HR isn’t simple - Surprisingly, blogging makes you apt for generalizations and easy fixes. This is why good blogs are hard to find: solutions are rarely easy but easy solutions make easy reads.
Are you watching MySpace or the stock market? - Is one better than the other? I would argue yes but it is probably the one that is more acceptable to monitor at work.

You’ll find physician jobs on The Recruiter.com.
Liability when the boss doesn’t do anything
Here’s one from the mailbag:
I am a supervisor in a manufacturing plant. There is an hourly employee who drives a forklift. He was caught sleeping on the job (not by me) and was suspended.

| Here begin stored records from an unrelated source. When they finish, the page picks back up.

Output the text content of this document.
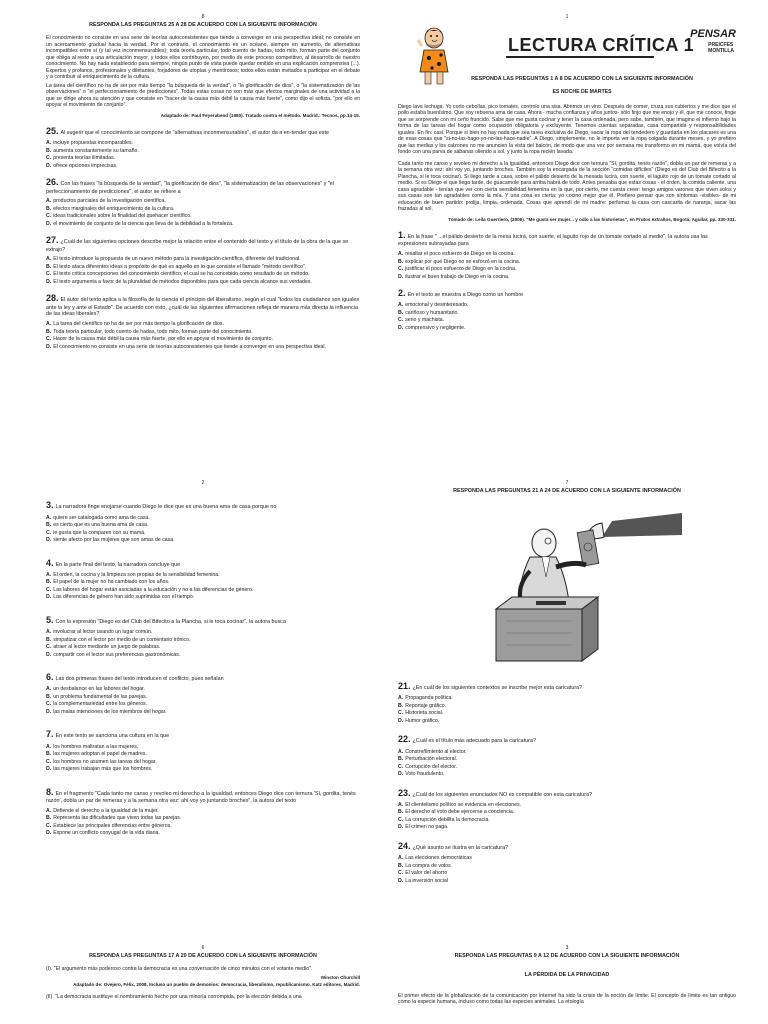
8
RESPONDA LAS PREGUNTAS 25 A 28 DE ACUERDO CON LA SIGUIENTE INFORMACIÓN

El conocimiento no consiste en una serie de teorías autoconsistentes que tiende a converger en una perspectiva ideal; no consiste en un acercamiento gradual hacia la verdad. Por el contrario, el conocimiento es un océano, siempre en aumento, de alternativas incompatibles entre sí (y tal vez inconmensurables); toda teoría particular, todo cuento de hadas, todo mito, forman parte del conjunto que obliga al resto a una articulación mayor, y todos ellos contribuyen, por medio de este proceso competitivo, al desarrollo de nuestro conocimiento. No hay nada establecido para siempre, ningún punto de vista puede quedar omitido en una explicación comprensiva (...). Expertos y profanos, profesionales y diletantes, forjadores de utopías y mentirosos; todos ellos están invitados a participar en el debate y a contribuir al enriquecimiento de la cultura.

La tarea del científico no ha de ser por más tiempo "la búsqueda de la verdad", o "la glorificación de dios", o "la sistematización de las observaciones" o "el perfeccionamiento de predicciones". Todas estas cosas no son más que efectos marginales de una actividad a la que se dirige ahora su atención y que consiste en "hacer de la causa más débil la causa más fuerte", como dijo el sofista, "por ello en apoyar el movimiento de conjunto".

Adaptado de: Paul Feyerabend (1980). Tratado contra el método. Madrid.: Tecnos, pp.14-15.
25. Al sugerir que el conocimiento se compone de "alternativas inconmensurables", el autor da a en-tender que este
A. incluye propuestas incomparables.
B. aumenta constantemente su tamaño.
C. presenta teorías ilimitadas.
D. ofrece opciones imprecisas.
26. Con las frases "la búsqueda de la verdad", "la glorificación de dios", "la sistematización de las observaciones" y "el perfeccionamiento de predicciones", el autor se refiere a
A. productos parciales de la investigación científica.
B. efectos marginales del enriquecimiento de la cultura.
C. ideas tradicionales sobre la finalidad del quehacer científico.
D. el movimiento de conjunto de la ciencia que lleva de la debilidad a la fortaleza.
27. ¿Cuál de las siguientes opciones describe mejor la relación entre el contenido del texto y el título de la obra de la que se extrajo?
A. El texto introduce la propuesta de un nuevo método para la investigación científica, diferente del tradicional.
B. El texto ataca diferentes ideas a propósito de qué es aquello en lo que consiste el llamado "método científico".
C. El texto critica concepciones del conocimiento científico, el cual se ha concebido como resultado de un método.
D. El texto argumenta a favor de la pluralidad de métodos disponibles para que cada ciencia alcance sus verdades.
28. El autor del texto aplica a la filosofía de la ciencia el principio del liberalismo, según el cual "todos los ciudadanos son iguales ante la ley y ante el Estado". De acuerdo con esto, ¿cuál de las siguientes afirmaciones refleja de manera más directa la influencia de las ideas liberales?
A. La tarea del científico no ha de ser por más tiempo la glorificación de dios.
B. Toda teoría particular, todo cuento de hadas, todo mito, forman parte del conocimiento.
C. Hacer de la causa más débil la causa más fuerte, por ello en apoyar el movimiento de conjunto.
D. El conocimiento no consiste en una serie de teorías autoconsistentes que tiende a converger en una perspectiva ideal.
1
LECTURA CRÍTICA 1
PENSAR
PREICFES
MONTILLA
RESPONDA LAS PREGUNTAS 1 A 8 DE ACUERDO CON LA SIGUIENTE INFORMACIÓN
ES NOCHE DE MARTES

Diego lava lechuga. Yo corto cebollas, pico tomates, controlo una sisa. Abrimos un vino. Después de comer, cruza sus cubiertos y me dice que el pollo estaba buenísimo. Que soy rebuena ama de casa. Ahora - mucha confianza y años juntos- sólo finjo que me enojo y él, que me conoce, finge que se sorprende con mi ceño fruncido. Sabe que me gusta cocinar y tener la casa ordenada, pero sabe, también, que imagino el infierno bajo la forma de las tareas del hogar como ocupación obligatoria y excluyente. Tenemos cuentas separadas, casa compartida y responsabilidades iguales. En fin: casi. Porque si bien no hay nada que sea tarea exclusiva de Diego, sacar la ropa del tendedero y guardarla en los placares es una de esas cosas que "si-no-las-hago-yo-no-las-hace-nadie". A Diego, simplemente, no le importa ver la ropa colgada durante meses, y yo prefiero que las medias y los calzones no me anuncien la vista del balcón, de modo que una vez por semana me transformo en mi mamá, que volvía del fondo con una parva de sábanas oliendo a sol, y junto la ropa recién lavada.

Cada tanto me canso y revoleo mi derecho a la igualdad, entonces Diego dice con ternura "Sí, gordita, tenés razón", dobla un par de remeras y a la semana otra vez: ahí voy yo, juntando broches. También soy la encargada de la sección "comidas difíciles" (Diego es del Club del Bifecito a la Plancha, si le toca cocinar). Si llego tarde a casa, sobre el pálido desierto de la mesada lucirá, con suerte, el laguito rojo de un tomate cortado al medio. Si es Diego el que llega tarde, de guacamole para arriba habrá de todo. Antes pensaba que estas cosas - el orden, la comida caliente, una casa agradable - tenían que ver con cierta sensibilidad femenina en la que, por cierto, me cuesta creer: tengo amigos varones que viven solos y sus casas son tan agradables como la mía. Y una cosa es cierta: yo cocino mejor que él. Prefiero pensar que son síntomas -visibles- de mi educación de buen partido: prolija, limpia, ordenada. Cosas que aprendí de mi madre: perfumar la casa con cascarita de naranja, sacar las frazadas al sol.

Tomado de: Leila Guerriero, (2009). "Me gusta ser mujer... y odio a las historietas", en Frutos extraños, Bogotá, Aguilar, pp. 330-331.
1. En la frase " ...el pálido desierto de la mesa lucirá, con suerte, el laguito rojo de un tomate cortado al medio", la autora usa las expresiones subrayadas para
A. resaltar el poco esfuerzo de Diego en la cocina.
B. explicar por qué Diego no se esforzó en la cocina.
C. justificar el poco esfuerzo de Diego en la cocina.
D. ilustrar el buen trabajo de Diego en la cocina.
2. En el texto se muestra a Diego como un hombre
A. emocional y desinteresado.
B. cariñoso y humanitario.
C. serio y machista.
D. comprensivo y negligente.
2
3. La narradora finge enojarse cuando Diego le dice que es una buena ama de casa porque no
A. quiere ser catalogada como ama de casa.
B. es cierto que es una buena ama de casa.
C. le gusta que la comparen con su mamá.
D. siente afecto por las mujeres que son amas de casa.
4. En la parte final del texto, la narradora concluye que
A. El orden, la cocina y la limpieza son propias de la sensibilidad femenina.
B. El papel de la mujer no ha cambiado con los años.
C. Las labores del hogar están asociadas a la educación y no a las diferencias de género.
D. Las diferencias de género han sido suprimidas con el tiempo.
5. Con la expresión "Diego es del Club del Bifecito a la Plancha, si le toca cocinar", la autora busca
A. involucrar al lector usando un lugar común.
B. simpatizar con el lector por medio de un comentario irónico.
C. atraer al lector mediante un juego de palabras.
D. compartir con el lector sus preferencias gastronómicas.
6. Las dos primeras frases del texto introducen el conflicto, pues señalan
A. un desbalance en las labores del hogar.
B. un problema fundamental de las parejas.
C. la complementariedad entre los géneros.
D. las malas intenciones de los miembros del hogar.
7. En este texto se sanciona una cultura en la que
A. los hombres maltratan a las mujeres.
B. las mujeres adoptan el papel de madres.
C. los hombres no asumen las tareas del hogar.
D. las mujeres trabajan más que los hombres.
8. En el fragmento "Cada tanto me canso y revoleo mi derecho a la igualdad, entonces Diego dice con ternura 'Sí, gordita, tenés razón', dobla un par de remeras y a la semana otra vez: ahí voy yo juntando broches", la autora del texto
A. Defiende el derecho a la igualdad de la mujer.
B. Representa las dificultades que viven todas las parejas.
C. Establece las principales diferencias entre géneros.
D. Expone un conflicto conyugal de la vida diaria.
7
RESPONDA LAS PREGUNTAS 21 A 24 DE ACUERDO CON LA SIGUIENTE INFORMACIÓN
21. ¿En cuál de los siguientes contextos se inscribe mejor esta caricatura?
A. Propaganda política.
B. Reportaje gráfico.
C. Historieta social.
D. Humor gráfico.
22. ¿Cuál es el título más adecuado para la caricatura?
A. Constreñimiento al elector.
B. Perturbación electoral.
C. Corrupción del elector.
D. Voto fraudulento.
23. ¿Cuál de los siguientes enunciados NO es compatible con esta caricatura?
A. El clientelismo político se evidencia en elecciones.
B. El derecho al voto debe ejercerse a conciencia.
C. La corrupción debilita la democracia.
D. El crimen no paga.
24. ¿Qué asunto se ilustra en la caricatura?
A. Las elecciones democráticas
B. La compra de votos
C. El valor del ahorro
D. La inversión social
6
RESPONDA LAS PREGUNTAS 17 A 20 DE ACUERDO CON LA SIGUIENTE INFORMACIÓN

(I). "El argumento más poderoso contra la democracia es una conversación de cinco minutos con el votante medio".

Winston Churchill
Adaptado de: Ovejero, Félix, 2008, Incluso un pueblo de demonios: democracia, liberalismo, republicanismo. Katz editores, Madrid.

(II). "La democracia sustituye el nombramiento hecho por una minoría corrompida, por la elección debida a una

3
RESPONDA LAS PREGUNTAS 9 A 12 DE ACUERDO CON LA SIGUIENTE INFORMACIÓN
LA PÉRDIDA DE LA PRIVACIDAD

El primer efecto de la globalización de la comunicación por internet ha sido la crisis de la noción de límite. El concepto de límite es tan antiguo como la especie humana, incluso como todas las especies animales. La etología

Upon returning to work, his first night back 2 hourly employees saw him sleeping on the forklift. The 2nd night back 4 hourly employees say they caught him sleeping. I spoke to the employee who did not admit to sleeping, but did admit he was tired. I brought this situation to HR and upper management. HR and other upper management had a meeting (I have not been informed what was discussed), but this employee is back working on the job. In the future if he hurts or actually kills someone, could I as the supervisor be held liable at all?
Good question, probably more of a legal one than an HR one but I will try to answer as best as possible.
I can’t say, for sure, that you wouldn’t be held liable for what happen. What I will say is that you have gone through the right steps to reduce your liability as best you can. And that is part of what HR is about: risk mitigation. You have alerted the company’s upper management and HR department and they have taken action that you (probably) can’t reverse. What I would recommend is that you continue being diligent in your duties, continue reporting instances to your superiors and continue to do what you can, within your duties, to protect all of your employees.
Why is this guy on the job some may ask? There are a few reasons actually. Some companies might not take action based on non-supervisor reports. This is also a manufacturing plant so it might be unionized which offers greater protection for workers. It could also be a recruitment issue (if this person is working a swing or graveyard in a critical role, it could be tough to replace). Ultimately though, it would be difficult for me to understand not firing a person who sleeps on the job multiple times.